Он выпрямился и обвёл взглядом присутствующих.
— Мстят только слабые, тот же, кто по-настоящему силён и уверен в себе, до мести не опустится.
Муваталли поморщился и посмотрел на Тур-Тешшуба с такой гримасой, будто хотел сказать: «Ну вот смотри, он не меня стыдит, он трон шатает».
Первый Страж кивнул, будто соглашаясь с царём, однако соглашался он с его братом.
Пожалуй, так было всегда, такого мнения испокон веков придерживались в стране хеттов. Да, не всегда, не каждый способен был отказаться от мести побеждённому противнику. Но одно дело понять и принять того, кто не в силах отринуть месть, и совсем другое — одобрить. Марать руки, добивая поверженного врага, считалось недостойным.
— Ладно, будь по-твоему! — Муваталли вновь изо всех сил стукнул по подлокотнику, — забирай себе этого презренного негодяя, коли он тебе так люб! Теперь ты отвечаешь за его жалкую жизнь. Пусть посидит под охраной твоих каскейцев. Может, жалеть будет, что я его на воротах не повесил.
Если бы здесь случился Хамс-Хартагга, переживший битву, но на приём не приглашённый, он бы, наверное, усмехнулся и заявил, что царь Солнце делит шкуру неубитого медведя. Ибо изменника Бентешину ещё надлежало изловить. Находился он не в Кадеше, а в Цумуре, на побережье. Муваталли сие обстоятельство не смущало. После ухода войска Рамсеса и собственного торжественного вступления в город, ставший свидетелем невиданной бойни, он уже в полной мере ощущал себя хозяином этих земель.
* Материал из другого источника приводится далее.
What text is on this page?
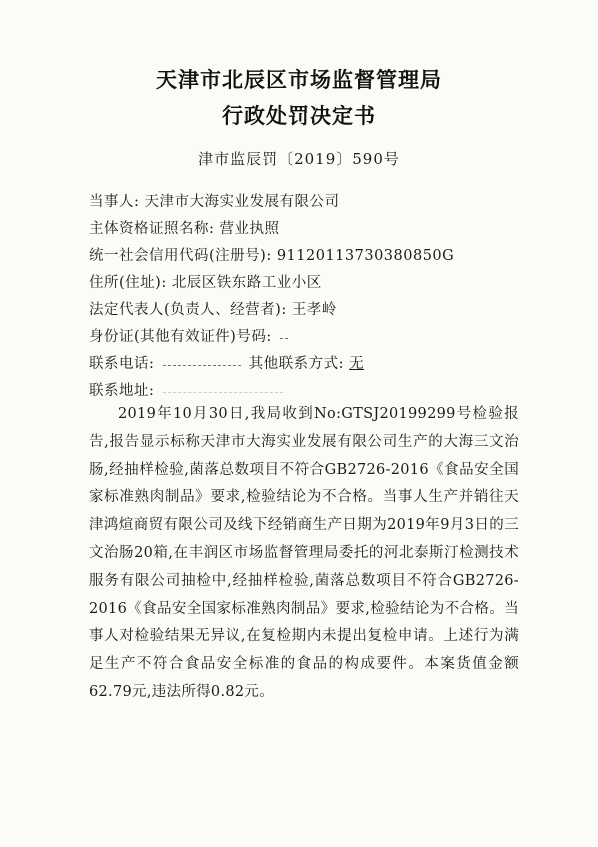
天津市北辰区市场监督管理局
行政处罚决定书
津市监辰罚〔2019〕590号
当事人: 天津市大海实业发展有限公司
主体资格证照名称: 营业执照
统一社会信用代码(注册号): 91120113730380850G
住所(住址): 北辰区铁东路工业小区
法定代表人(负责人、经营者): 王孝岭
身份证(其他有效证件)号码:
联系电话:	其他联系方式: 无
联系地址:
2019年10月30日,我局收到No:GTSJ20199299号检验报告,报告显示标称天津市大海实业发展有限公司生产的大海三文治肠,经抽样检验,菌落总数项目不符合GB2726-2016《食品安全国家标准熟肉制品》要求,检验结论为不合格。当事人生产并销往天津鸿煊商贸有限公司及线下经销商生产日期为2019年9月3日的三文治肠20箱,在丰润区市场监督管理局委托的河北泰斯汀检测技术服务有限公司抽检中,经抽样检验,菌落总数项目不符合GB2726-2016《食品安全国家标准熟肉制品》要求,检验结论为不合格。当事人对检验结果无异议,在复检期内未提出复检申请。上述行为满足生产不符合食品安全标准的食品的构成要件。本案货值金额62.79元,违法所得0.82元。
Всей Долины Кедра и даже дальше, куда воины Бога Грозы ещё не вступали.
Великий царь оглядел собравшихся. Самый большой зал дворца Никмандду, властителя Киндзы,[67] где царь царей вершил судьбу страны Амурру, не вместил бы всех призванных лабарной, Солнцем. Их набралось больше ста человек, потому Муваталли приём устроил во дворе, под пристальным взглядом Вурусемы.
Места перед троном заняли военачальники и важные царедворцы. По бокам, среди колонн выстроились воины мешеди. Сам царь Никмандду смиренно стоял среди «лучших людей» своего города, далеко не в первом ряду. Ни жив, ни мёртв, он прикидывал, не вздумает ли Муваталли обвинить и его в сговоре с Крокодилом. Оснований тому было предостаточно, люди Анхореотефа были вхожи во все дворцы к северу от Долины Кедра до самой Киццувадны.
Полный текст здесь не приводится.